Correction Department officers restraining an inmate during an incident on May 26. (Court Documents)

The judgment addressed Correction Department policies related to use of force, inmate discipline, and officer accountability and training. But even as the jail population has continued to decrease across New York City jails, in part because of a strong push by advocates, elected officials and the justice system to shift away from incarceration, violence has remained high.

In June 2022, Judge Taylor Swain ordered an "action plan" to come up with solutions. It required changes to housing practices so that incarcerated individuals are not housed predominately by gang affiliation, ordered the installation of new cell doors in all housing units that house young adults, and mandated improvements to staff supervision.

But Monday's report, eight years after the federal court ordered the monitoring of the jails, found that the use of force rate is "exponentially higher."
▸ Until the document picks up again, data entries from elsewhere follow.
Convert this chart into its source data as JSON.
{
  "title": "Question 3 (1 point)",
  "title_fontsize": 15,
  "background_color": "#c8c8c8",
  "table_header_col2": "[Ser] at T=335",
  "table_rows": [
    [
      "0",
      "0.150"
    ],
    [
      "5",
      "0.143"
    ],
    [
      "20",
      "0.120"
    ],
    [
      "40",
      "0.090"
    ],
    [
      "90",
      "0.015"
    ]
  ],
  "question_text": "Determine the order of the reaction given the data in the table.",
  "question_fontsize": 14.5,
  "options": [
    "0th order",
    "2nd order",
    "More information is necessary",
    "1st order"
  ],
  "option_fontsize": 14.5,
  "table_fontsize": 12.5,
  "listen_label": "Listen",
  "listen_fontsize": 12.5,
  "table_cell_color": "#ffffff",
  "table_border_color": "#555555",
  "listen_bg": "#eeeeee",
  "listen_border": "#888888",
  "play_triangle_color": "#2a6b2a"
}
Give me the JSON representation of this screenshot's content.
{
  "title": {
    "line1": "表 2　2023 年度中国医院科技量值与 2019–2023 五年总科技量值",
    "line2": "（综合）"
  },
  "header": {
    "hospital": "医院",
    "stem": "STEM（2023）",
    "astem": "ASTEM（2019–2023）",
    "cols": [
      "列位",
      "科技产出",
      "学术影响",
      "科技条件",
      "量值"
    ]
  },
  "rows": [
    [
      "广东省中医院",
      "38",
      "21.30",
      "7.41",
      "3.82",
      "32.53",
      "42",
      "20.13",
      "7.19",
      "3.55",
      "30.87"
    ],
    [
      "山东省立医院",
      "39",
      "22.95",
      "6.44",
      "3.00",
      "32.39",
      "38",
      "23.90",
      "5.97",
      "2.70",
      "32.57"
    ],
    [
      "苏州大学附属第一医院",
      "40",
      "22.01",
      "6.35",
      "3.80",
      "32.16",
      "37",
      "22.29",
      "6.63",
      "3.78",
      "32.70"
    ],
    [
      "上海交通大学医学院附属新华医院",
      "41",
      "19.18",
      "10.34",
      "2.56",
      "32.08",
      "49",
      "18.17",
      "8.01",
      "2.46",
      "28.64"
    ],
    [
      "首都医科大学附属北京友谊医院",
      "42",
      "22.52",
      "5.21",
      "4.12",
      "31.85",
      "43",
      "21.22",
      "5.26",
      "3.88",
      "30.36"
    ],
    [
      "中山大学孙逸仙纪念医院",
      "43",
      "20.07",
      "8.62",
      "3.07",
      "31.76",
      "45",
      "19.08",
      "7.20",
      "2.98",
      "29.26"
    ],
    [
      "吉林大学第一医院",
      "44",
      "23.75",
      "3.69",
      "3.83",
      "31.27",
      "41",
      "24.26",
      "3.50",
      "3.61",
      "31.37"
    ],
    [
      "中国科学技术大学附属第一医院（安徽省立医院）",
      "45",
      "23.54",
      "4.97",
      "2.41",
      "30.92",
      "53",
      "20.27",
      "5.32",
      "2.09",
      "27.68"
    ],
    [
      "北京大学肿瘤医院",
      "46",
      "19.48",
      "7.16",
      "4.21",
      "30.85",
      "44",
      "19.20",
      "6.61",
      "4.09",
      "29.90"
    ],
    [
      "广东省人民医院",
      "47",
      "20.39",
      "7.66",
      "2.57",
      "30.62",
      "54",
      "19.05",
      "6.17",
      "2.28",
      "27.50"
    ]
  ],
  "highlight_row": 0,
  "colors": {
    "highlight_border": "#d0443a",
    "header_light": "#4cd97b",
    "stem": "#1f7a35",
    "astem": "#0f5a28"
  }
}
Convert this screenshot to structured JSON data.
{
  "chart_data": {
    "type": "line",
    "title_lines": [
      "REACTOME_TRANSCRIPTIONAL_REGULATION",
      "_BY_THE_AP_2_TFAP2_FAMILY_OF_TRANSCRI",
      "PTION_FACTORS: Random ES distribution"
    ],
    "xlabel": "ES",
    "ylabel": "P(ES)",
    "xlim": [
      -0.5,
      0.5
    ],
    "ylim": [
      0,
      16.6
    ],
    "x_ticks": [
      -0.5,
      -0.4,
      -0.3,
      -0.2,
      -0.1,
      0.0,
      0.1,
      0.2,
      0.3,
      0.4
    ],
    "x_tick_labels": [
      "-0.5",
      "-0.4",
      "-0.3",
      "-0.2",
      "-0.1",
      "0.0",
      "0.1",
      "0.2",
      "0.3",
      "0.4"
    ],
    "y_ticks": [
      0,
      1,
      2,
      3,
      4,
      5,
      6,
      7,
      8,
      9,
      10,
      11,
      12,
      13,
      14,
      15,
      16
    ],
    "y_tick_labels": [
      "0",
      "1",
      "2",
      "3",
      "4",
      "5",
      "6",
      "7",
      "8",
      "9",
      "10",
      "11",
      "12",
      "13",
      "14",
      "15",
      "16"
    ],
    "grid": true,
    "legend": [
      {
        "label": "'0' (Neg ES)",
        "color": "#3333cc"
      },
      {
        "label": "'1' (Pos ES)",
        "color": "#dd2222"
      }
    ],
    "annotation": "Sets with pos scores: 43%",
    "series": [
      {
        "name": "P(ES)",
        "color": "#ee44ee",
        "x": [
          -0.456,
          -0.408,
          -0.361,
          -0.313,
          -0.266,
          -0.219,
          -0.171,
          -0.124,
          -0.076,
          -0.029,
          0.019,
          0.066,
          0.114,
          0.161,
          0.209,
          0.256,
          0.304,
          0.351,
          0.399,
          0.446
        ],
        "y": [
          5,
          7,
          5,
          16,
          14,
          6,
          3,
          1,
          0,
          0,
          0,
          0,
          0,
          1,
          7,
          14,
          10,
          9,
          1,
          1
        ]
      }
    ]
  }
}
"There has been no meaningful relief for people in custody or staff from the violence and the unnecessary and excessive use of force," the report says. "Discrete areas of success and progress can be identified, but more frequent are failures to apply even the most basic correctional skills."

Mary Lynne Werlwas, the director of the Prisoners' Rights Project at The Legal Aid Society, said in a statement in response to the report that it makes clear that efforts to change the department's practices have failed.
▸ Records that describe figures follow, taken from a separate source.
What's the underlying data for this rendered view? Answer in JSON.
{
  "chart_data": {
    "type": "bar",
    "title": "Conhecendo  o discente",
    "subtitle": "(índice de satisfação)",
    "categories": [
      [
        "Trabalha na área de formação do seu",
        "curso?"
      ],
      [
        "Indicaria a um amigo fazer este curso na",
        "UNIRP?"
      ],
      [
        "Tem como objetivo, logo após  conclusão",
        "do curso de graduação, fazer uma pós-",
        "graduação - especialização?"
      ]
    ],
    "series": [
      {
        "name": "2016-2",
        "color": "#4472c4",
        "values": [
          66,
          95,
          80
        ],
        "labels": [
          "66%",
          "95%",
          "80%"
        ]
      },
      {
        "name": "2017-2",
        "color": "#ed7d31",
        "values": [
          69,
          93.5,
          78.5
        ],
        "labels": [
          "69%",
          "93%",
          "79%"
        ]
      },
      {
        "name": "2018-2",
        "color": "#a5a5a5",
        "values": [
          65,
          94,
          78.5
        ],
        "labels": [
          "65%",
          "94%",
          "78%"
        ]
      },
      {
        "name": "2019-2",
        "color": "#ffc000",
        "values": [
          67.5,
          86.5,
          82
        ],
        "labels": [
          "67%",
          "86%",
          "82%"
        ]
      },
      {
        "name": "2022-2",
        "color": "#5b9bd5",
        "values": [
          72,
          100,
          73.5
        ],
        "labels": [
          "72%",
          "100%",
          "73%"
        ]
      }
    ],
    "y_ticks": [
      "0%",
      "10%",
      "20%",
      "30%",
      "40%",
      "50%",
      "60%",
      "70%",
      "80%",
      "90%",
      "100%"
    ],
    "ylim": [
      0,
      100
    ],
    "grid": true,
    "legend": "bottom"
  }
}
"Continuing down the same path — promises of change, monitor's reports that lead nowhere, court orders that get ignored — will merely cause more injuries and death," Werlwas said.
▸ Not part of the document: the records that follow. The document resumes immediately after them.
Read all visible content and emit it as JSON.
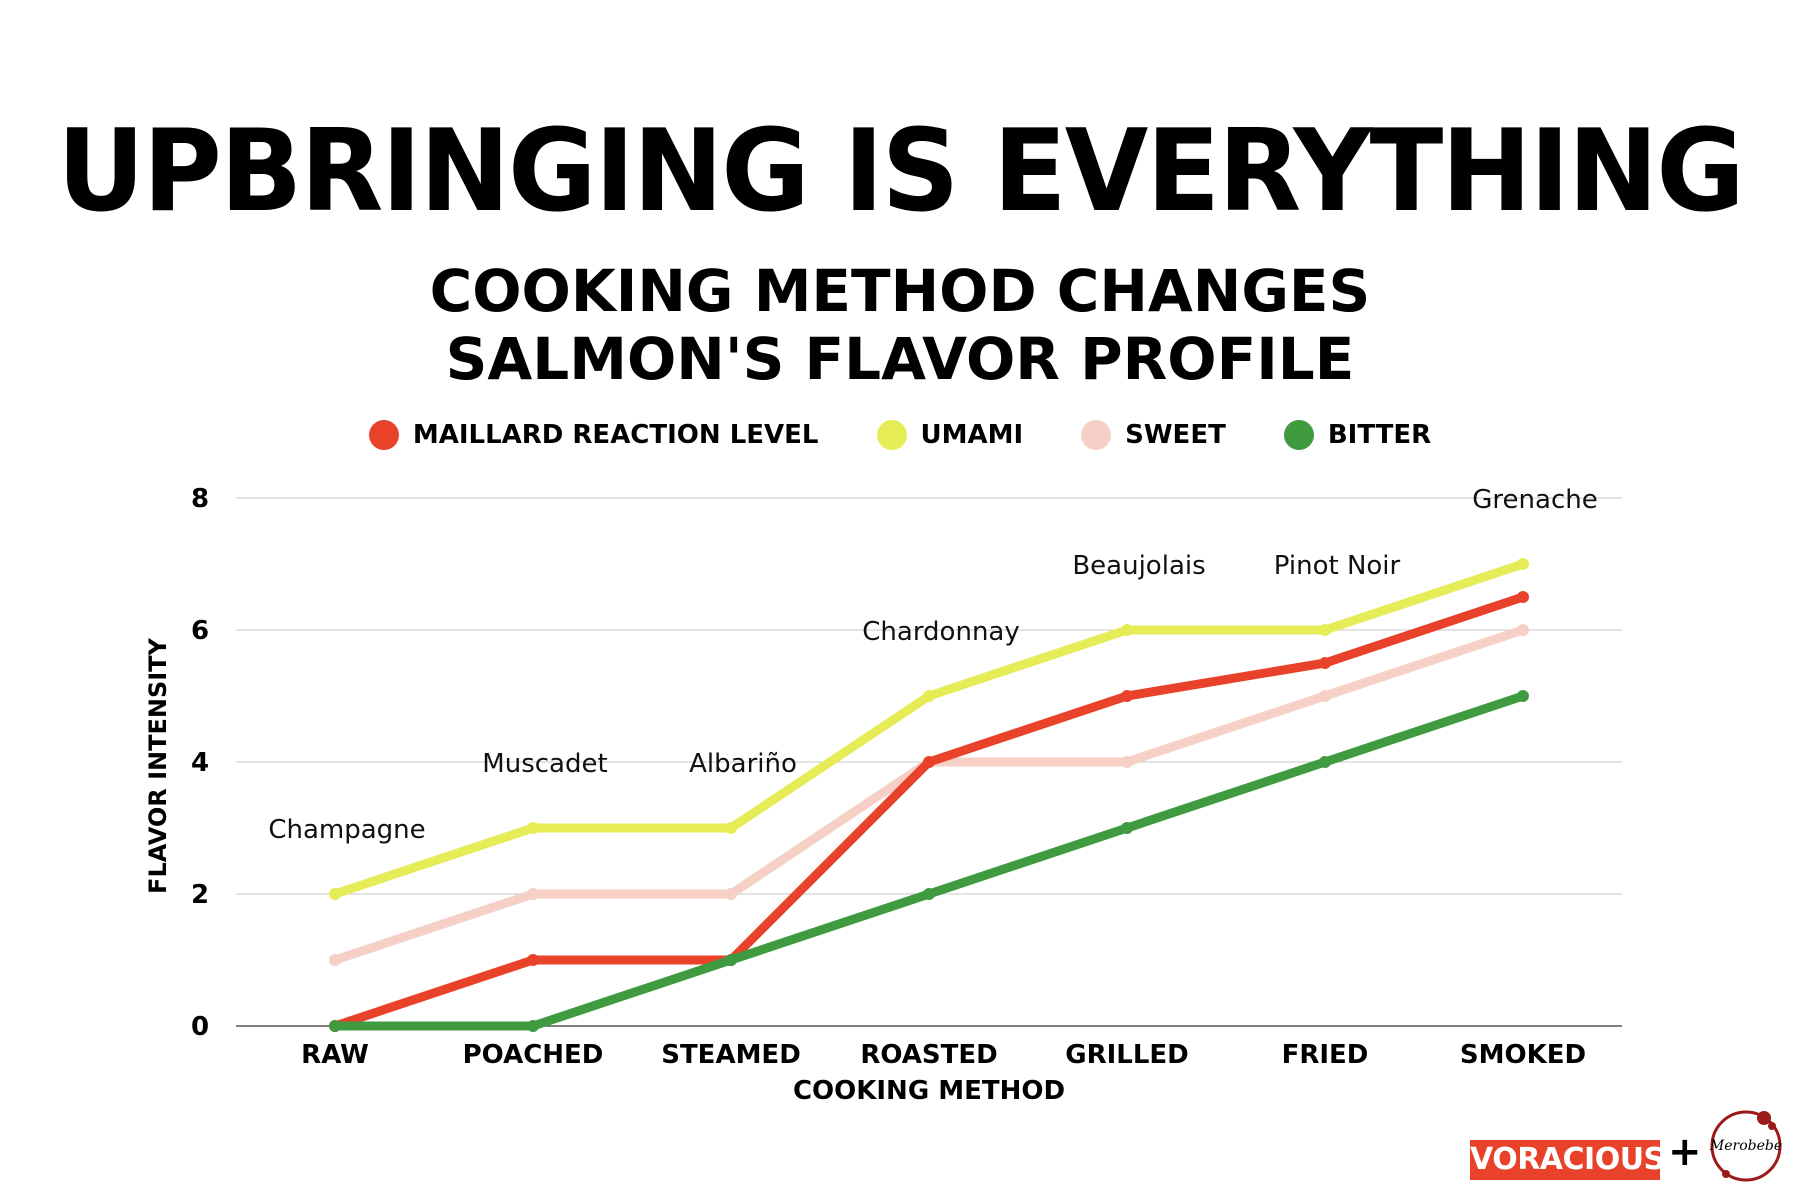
{
  "header": {
    "title": "UPBRINGING IS EVERYTHING",
    "subtitle_line1": "COOKING METHOD CHANGES",
    "subtitle_line2": "SALMON'S FLAVOR PROFILE"
  },
  "footer": {
    "brand_badge": "VORACIOUS",
    "plus": "+",
    "partner_logo_text": "Merobebe"
  },
  "chart_data": {
    "type": "line",
    "xlabel": "COOKING METHOD",
    "ylabel": "FLAVOR INTENSITY",
    "categories": [
      "RAW",
      "POACHED",
      "STEAMED",
      "ROASTED",
      "GRILLED",
      "FRIED",
      "SMOKED"
    ],
    "ylim": [
      0,
      8
    ],
    "yticks": [
      "0",
      "2",
      "4",
      "6",
      "8"
    ],
    "grid": true,
    "legend_position": "top",
    "series": [
      {
        "name": "MAILLARD REACTION LEVEL",
        "color": "#e8432a",
        "values": [
          0,
          1,
          1,
          4,
          5,
          5.5,
          6.5
        ]
      },
      {
        "name": "UMAMI",
        "color": "#e6ec55",
        "values": [
          2,
          3,
          3,
          5,
          6,
          6,
          7
        ]
      },
      {
        "name": "SWEET",
        "color": "#f6cfc6",
        "values": [
          1,
          2,
          2,
          4,
          4,
          5,
          6
        ]
      },
      {
        "name": "BITTER",
        "color": "#3f9a40",
        "values": [
          0,
          0,
          1,
          2,
          3,
          4,
          5
        ]
      }
    ],
    "annotations": [
      "Champagne",
      "Muscadet",
      "Albariño",
      "Chardonnay",
      "Beaujolais",
      "Pinot Noir",
      "Grenache"
    ]
  }
}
Advocates have for years pushed for the federal court to take custodial control of the city jail, a move that city officials have tried to prevent. Werlwas said the report shows it is necessary.

"These are the reasons we have argued that receivership is necessary, and today the need for an independent authority over the jails is clearer than ever," she said.

The Legal Aid Society said it's planning to meet with city officials and the U.S. Attorney's Office over the next few weeks "to devise a solution to this decades-long failure."

The Corrections Department declined to comment.

Marc Bullaro, a former assistant deputy warden at Rikers Island, said the report and the others before it indicate a stark reality: the city has lost control of its jails.

"Gangs now are in control the jails, literally," he told Law360. "We cannot keep anybody safe. Whether it's the staff, or whether it's the those incarcerated."

an inmate being assaulted by fellow inmates

Inmates assaulting a fellow incarcerated person at the Rikers Island Jail Complex in New York City on May 12. (Court Documents)

Bullaro, who is now an adjunct assistant professor at John Jay College of Criminal Justice, said he agrees with prisoners' rights advocates who say the monitoring has failed to abate the violence at the jails, but thinks the receivership is not the solution.

Bullaro said the monitoring has placed correction officers under pressure, often with adverse results in terms of safety and morale.

Officers feel like they lack authority over the inmates, Bullaro said, in part because of what he described as "draconian" discipline measures use to punish their conduct. That persuades officers to relinquish control of aspects of inmate life — food, use of inmate phones and common areas with TVs, for instance — to inmates.

The void gets filled by gangs, which are the ultimate guarantors of services and protection inside the facilities. Inmates are encouraged to join them. But with gang affiliation come expectations to commit crimes, often including violent ones. That creates a vicious cycle where violence becomes uncontrolled, Bullaro said.

"The only thing that the Correction Department has left is that they're still holding the keys today," he said. "The violence has gone up every single year that the monitor has been here."

Kayla Mamelak, a spokesperson for the Office of Mayor Eric Adams, said in a statement commenting on the report that the city has taken steps to address the violence at city jails and acknowledged that there's more work to do.

"We take our obligation to keep people in our charge very seriously and remain committed to continued reform and working with the monitor," Mamelak said.